Friday, December 20, 2013

Tradewinds in talks with Arab investors

By Sharen Kaur
FUNDING FOR MEGA PROJECTS: Arabs seeking a majority stake in company's developments, say sources


TRADEWINDS Corp Bhd's major shareholder is in talks with rich Arab investors to help fund its developments in Kuala Lumpur, Johor and Langkawi, sources said.

Negotiations are currently centred on the Arabs seeking a majority stake in the developments, they added.

The investors are also asking for a minority interest in Tradewinds, a property development and investment group controlled by Tan Sri Syed Mokhtar Al-Bukhary.

"Tradewinds has several projects, including sizeable landbanks in Johor and Langkawi which it plans to develop over the next five to seven years. The shareholder, however, does not want to borrow from banks and prefers Arab money.

"In return, the Arabs want to control the developments that they fund and have a minority interest in Tradewinds.
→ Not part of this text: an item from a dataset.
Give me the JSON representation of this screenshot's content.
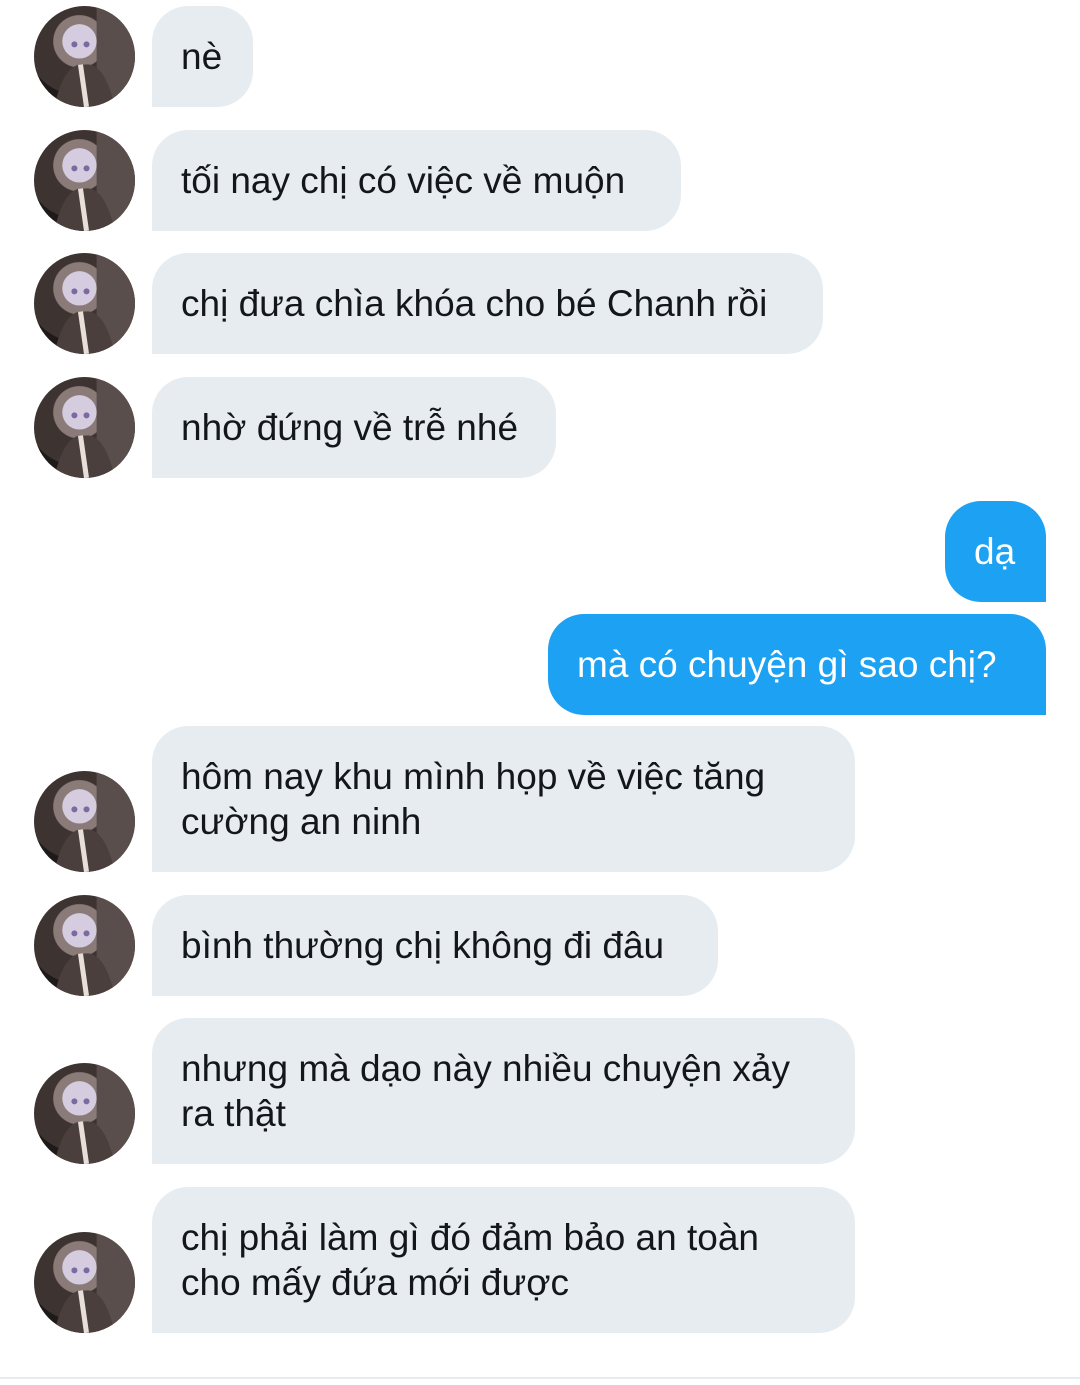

The terms and conditions and methods of funding are being discussed," a source told Business Times.

Tradewinds' existing projects include the upgrading of Menara Tun Razak and the development of Tradewinds Centre at Jalan Sultan Ismail, both of which are projected to cost over RM4 billion, the source said.

The group is demolishing the 40-year-old Crowne Plaza Mutiara Hotel and 33-year-old Kompleks Antarabangsa to make way for the Tradewinds Centre, which has an estimated gross development value of more than RM7 billion.

Tradewinds has said it will redevelop the 2.8-hectare site on its own over seven years.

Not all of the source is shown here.